|Asbestos suit at the ready|
I think Starbucks statement is offensive, undoubtedly pushed by an attorney, and sadly an attempt to be "politically correct." Those who know me, know my opinion on PC. I firmly believe we have a right to carry where, and how, we wish, and we should not be questioned while doing so. That said, I strongly feel that the "demonstrations" at Starbucks were ill-advised and did more to harm the cause than to help. Good tactics can win a battle, bad tactics can lose the war.
Showing up en masse, carrying rifles and shotguns, is really not a way to win hearts. "Because I can" might be true, but it's an excuse, not a reason. I hear comments about "normalizing" the sight of a gun in public. But face it, we had a known libtard company, and even though they really don't agree with the 2nd Amendment, they publicly stated that they would follow the law of the land with regard to guns. That's pretty much normalized right there. As thanks, a group of "activists" went out of their way to make other customers of the company feel uncomfortable. As irrational as the hoplophobe's fears are, their money spends at Starbuck's too. Frankly, I wouldn't feel comfortable walking into that "pro-gun" crowd myself, for the same reason I generally avoid gun shows.
I have no objection to "open carry," I do object to "carry for protest." I choose to carry a gun for my personal and my family's defense, and for no other reason. It's not a show. Despite the claims of "I prefer open carry as a tactic," it's obvious the "appreciation" groups showing up at Starbucks with rifles slung over their shoulders were not doing so for any self-defense needs. Heck, if someone told me they need to be in a group, armed with rifles and shotguns to buy coffee, my response would be they should find a safer place to buy coffee.
For all intents and purposes nothing has changed, other than a pointless statement, and a lot of bad publicity for gun owners. Of course this move by Starbucks will only embolden our foes. Starbucks has never specifically allowed or disallowed guns in their stores.
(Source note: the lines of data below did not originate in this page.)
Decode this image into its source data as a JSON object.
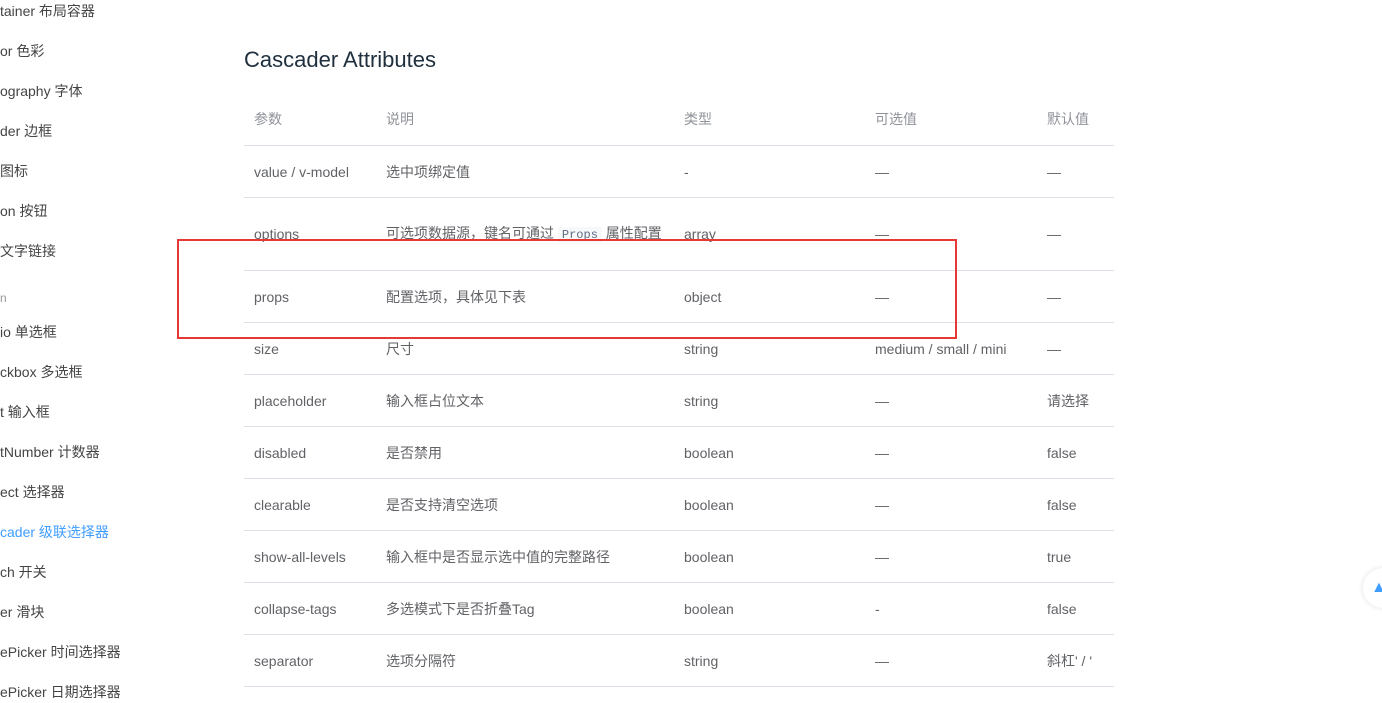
{
  "sidebar": {
    "items": [
      {
        "label": "tainer 布局容器"
      },
      {
        "label": "or 色彩"
      },
      {
        "label": "ography 字体"
      },
      {
        "label": "der 边框"
      },
      {
        "label": " 图标"
      },
      {
        "label": "on 按钮"
      },
      {
        "label": " 文字链接"
      },
      {
        "label": "io 单选框"
      },
      {
        "label": "ckbox 多选框"
      },
      {
        "label": "t 输入框"
      },
      {
        "label": "tNumber 计数器"
      },
      {
        "label": "ect 选择器"
      },
      {
        "label": "cader 级联选择器"
      },
      {
        "label": "ch 开关"
      },
      {
        "label": "er 滑块"
      },
      {
        "label": "ePicker 时间选择器"
      },
      {
        "label": "ePicker 日期选择器"
      }
    ],
    "group_label": "n"
  },
  "main": {
    "title": "Cascader Attributes",
    "columns": [
      "参数",
      "说明",
      "类型",
      "可选值",
      "默认值"
    ],
    "rows": [
      {
        "param": "value / v-model",
        "desc": "选中项绑定值",
        "type": "-",
        "options": "—",
        "default": "—"
      },
      {
        "param": "options",
        "desc_before": "可选项数据源，键名可通过",
        "desc_code": "Props",
        "desc_after": "属性配置",
        "type": "array",
        "options": "—",
        "default": "—"
      },
      {
        "param": "props",
        "desc": "配置选项，具体见下表",
        "type": "object",
        "options": "—",
        "default": "—"
      },
      {
        "param": "size",
        "desc": "尺寸",
        "type": "string",
        "options": "medium / small / mini",
        "default": "—"
      },
      {
        "param": "placeholder",
        "desc": "输入框占位文本",
        "type": "string",
        "options": "—",
        "default": "请选择"
      },
      {
        "param": "disabled",
        "desc": "是否禁用",
        "type": "boolean",
        "options": "—",
        "default": "false"
      },
      {
        "param": "clearable",
        "desc": "是否支持清空选项",
        "type": "boolean",
        "options": "—",
        "default": "false"
      },
      {
        "param": "show-all-levels",
        "desc": "输入框中是否显示选中值的完整路径",
        "type": "boolean",
        "options": "—",
        "default": "true"
      },
      {
        "param": "collapse-tags",
        "desc": "多选模式下是否折叠Tag",
        "type": "boolean",
        "options": "-",
        "default": "false"
      },
      {
        "param": "separator",
        "desc": "选项分隔符",
        "type": "string",
        "options": "—",
        "default": "斜杠' / '"
      }
    ]
  },
  "scroll_top": {
    "icon": "chevron-up-icon",
    "glyph": "▲"
  },
  "colors": {
    "accent": "#409eff",
    "highlight": "#e53935",
    "border": "#dcdfe6"
  }
}
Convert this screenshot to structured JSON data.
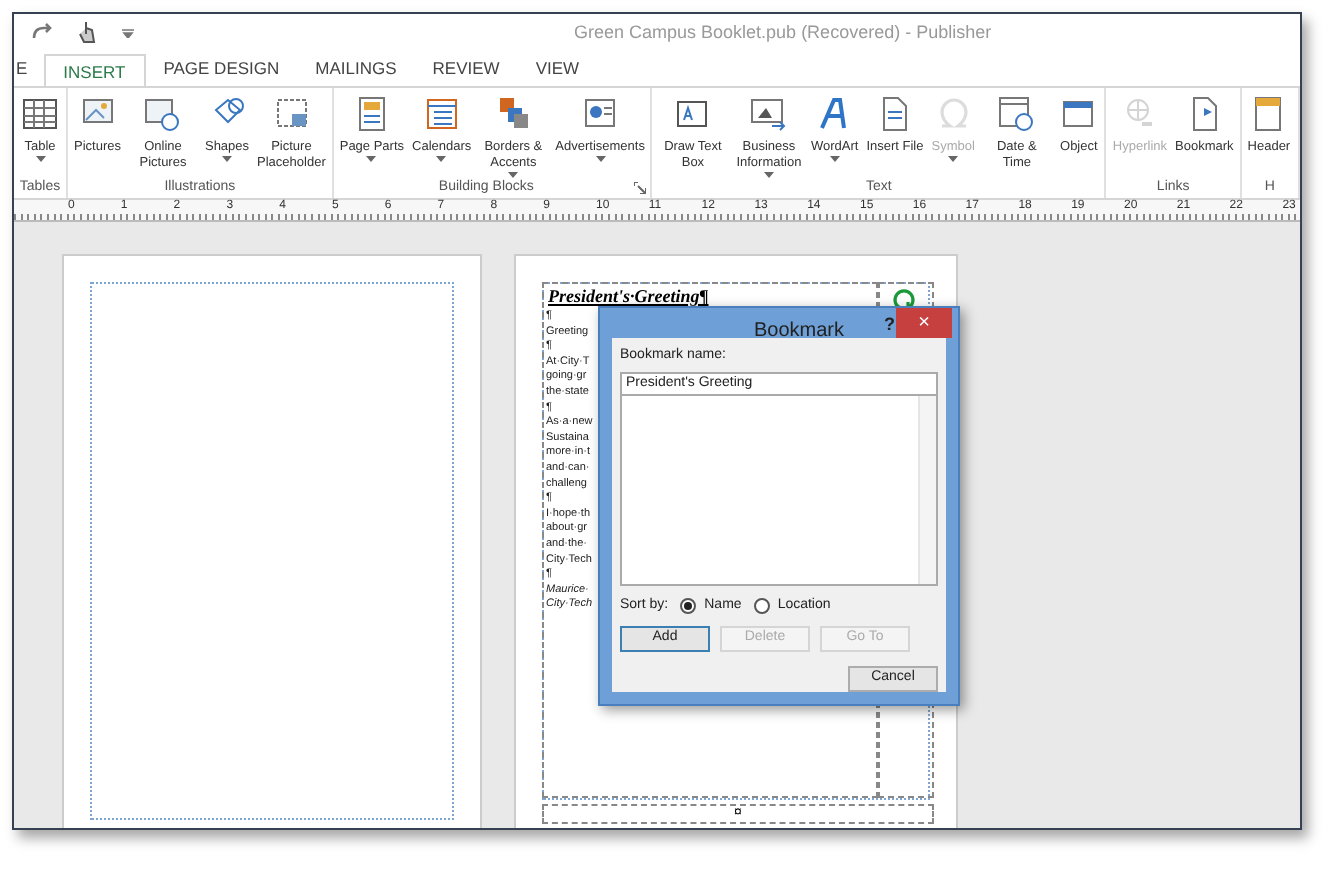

They have said all along this not their battle, they take no sides and made following local law their policy. Some gun owners weren't happy with being allowed to carry like they always could, so they decided to make Starbucks their pawn. As expected, and as they warned, Starbucks got fed up and issued an admittedly weak and PC message. The company has not banned guns, they essentially said, again, please, leave us out of it. They have asked gun owners to refrain from opening carrying, but did not forbid it on their stores. They specifically say in their employee direction accompanying the statement that employees are NOT to ask any one to leave for carrying.
So now the anti-gunners get to play it up as a win. All because a bunch of gun advocates decided to make a "statement," instead of simply carrying their guns as they always did, to which Starbucks never objected. Why would anyone go out of their way to antagonize someone who was not restricting their rights? That's not defending your rights. It's just stupid.
Now the calls for boycotting Starbucks have switched from coming from the hoplophobes to coming from the gun rights side. I've never been much on boycotts in general. I do buy Starbuck's coffee on occasion, and will probably continue to do so. It's convenient to my travels. I happen to like my coffee on the bitter end of the scale anyway. And, I will continue to exercise my rights as I see fit. My right to self defense does not come from the 2nd Amendment, nor is it mitigated by a sign.
The pro-gun crowd can rant and rave about the new Starbucks attitude, but our side owns this one. We all know the four rules of gun safety. But some have forgotten the first rule of gun ownership, don't act like a fool.